A vida de Mircea Eliade pode ser dividida em duas partes principais do ponto de vista temporal: a parte romena, 1907-1944, e a extra-romena, os anos de “exílio” 1944-1986. A maior parte do primeiro período foi passada na Romênia, com exceção de três anos na Índia, e depois em Londres e Lisboa, entre o final de 1940 e o final de 1944. Durante esse período, a maior parte do que ele escreveu, muito precocemente, literatura, jornalismo e estudos, foi feita em romeno e destinada a um público romeno, embora ele almejasse um público muito mais internacional.

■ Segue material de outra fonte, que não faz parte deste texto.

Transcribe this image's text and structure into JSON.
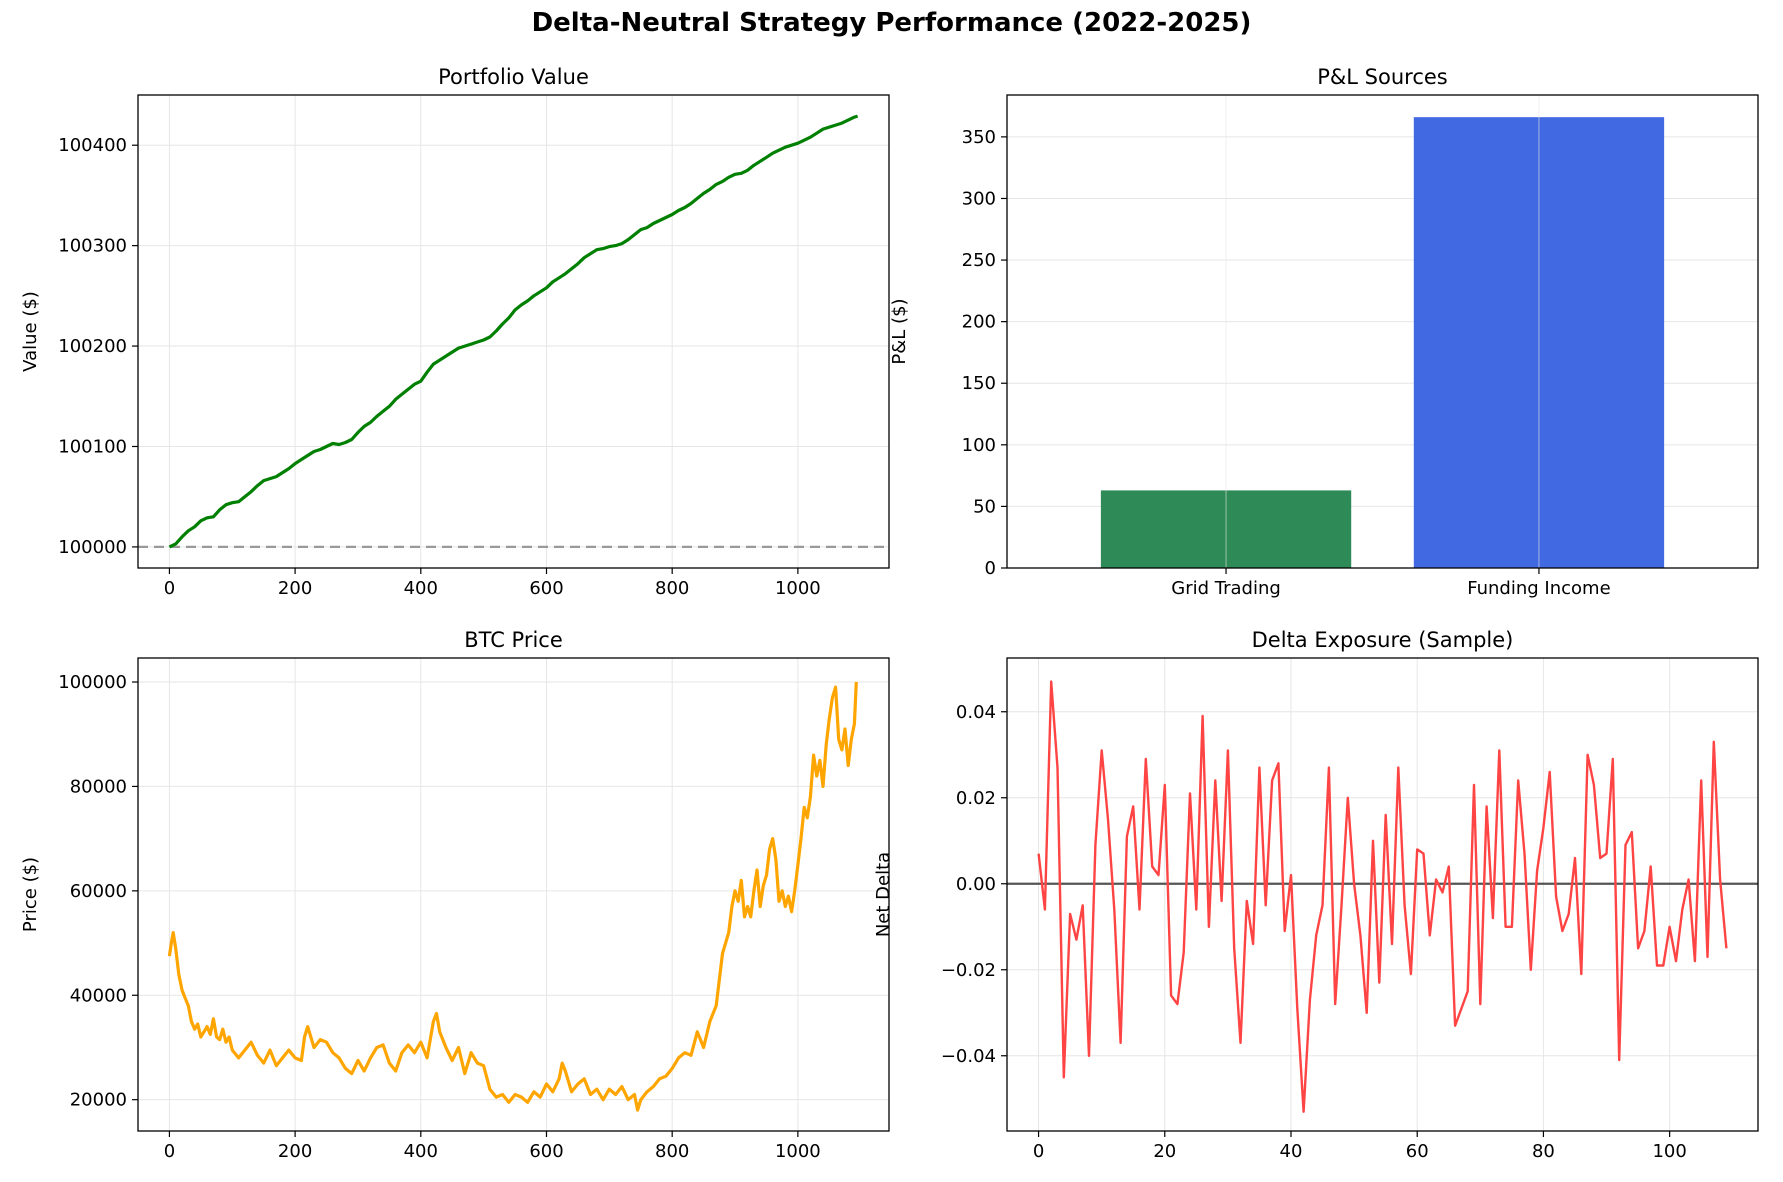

É uma vasta literatura, que começou nos prodigiosos anos do ensino médio e inclui vários romances, centenas de folhetins impressos em jornais diários, monografias e coleções de estudos. Alguns de seus escritos nesse período foram feitos em outros idiomas; especialmente digno de nota foi seu livro sobre Yoga, baseado em sua tese de doutorado apresentada em 1933 na Universidade de Bucareste, que foi traduzida e publicada em francês em 1936, e alguns feuilletons em italiano e português. Eliade era então um famoso e prolífico autor romeno de vários romances e inúmeros folhetins jornalísticos, além de um emergente e promissor estudioso da religião, mas também era considerado amplamente como o líder da geração de 1927, ou seja, dos jovens romenos que estavam destinados, de acordo com sua autopercepção, a criar uma nova cultura romena vibrante [2] e vital, relacionada à nova situação geográfico-política gerada pelo surgimento da Grande Romênia após a Primeira Guerra Mundial. Esse status de destaque, resultado de ser um escritor de romances bem-sucedido, um estudioso de religião que estava lentamente começando a ser reconhecido internacionalmente e um colaborador frequente de muitas centenas de feuilletons para uma longa série de periódicos romenos, não tinha paralelo com ninguém na história da Romênia em sua geração.
Essa situação muito promissora como acadêmico, escritor e intelectual importante, que foi evidente até 1938, deteriorou-se na elite política romena devido à sua adesão, espiritual e até certo ponto também política, às opiniões do movimento legionário, também conhecido como Guarda de Ferro, uma organização de extrema direita, ultranacionalista e antissemita. Sua adesão causou sua prisão e detenção por quatro meses, juntamente com alguns dos líderes da Guarda de Ferro, no campo de Miercurea Ciuc em 1938. Após ser libertado do campo, sua situação tornou-se precária, tanto financeira quanto socialmente. Foi por isso que ele preferiu deixar a Romênia no final de 1940 como representante de seu país em Londres e depois em Lisboa.
Com o início do “exílio” em Paris, em 1945, a maioria de seus escritos acadêmicos foi escrita em francês e depois em inglês, e o público-alvo era internacional. Ele continuou a escrever prosa em romeno, e seu maior romance, Forbidden Forest (Floresta Proibida), foi expressamente planejado para receber o Prêmio Nobel de Literatura. Dada a fama que alcançou especialmente em seu período nos EUA, ele foi compreendido e discutido principalmente pelo que fez depois de 1945; foi traduzido e impresso em idiomas europeus, mas em muito menor escala, levando em consideração o volumoso material romeno, que era pouco disponível devido à barreira do idioma, mas também devido às restrições do regime comunista na Romênia, que não permitia fácil acesso ao material do período entre guerras.
Quando embarcou em sua aventura americana em 1956, após uma década de permanência em Paris, ele deixou para trás não apenas o Velho Continente, para o qual preferia retornar regularmente e para longas férias, mas também uma história pessoal, a romena, da qual ele preferia esquecer parte. Entretanto, a mudança geográfica não poderia mudar e não mudou os capítulos de sua biografia que ele preferiu relegar ao esquecimento. Rumores sobre um passado bastante vergonhoso começaram a surgir, mesmo durante sua vida, e chegaram aos ouvidos até mesmo de seus admiradores mais próximos entre os acadêmicos. Esse é o caso de pessoas como um de seus tradutores para o francês e amigo íntimo, Henri Pernet, e Arnaldo Momigliano, Gershom Scholem e Ioan P. Culianu. Foi uma experiência difícil conhecer esses detalhes, e Pernet, por exemplo, preferiu não perguntar a Eliade sobre eles , enquanto Scholem e Culianu tentaram perguntar, mas as respostas que receberam foram bastante evasivas e, de qualquer forma, incompletas.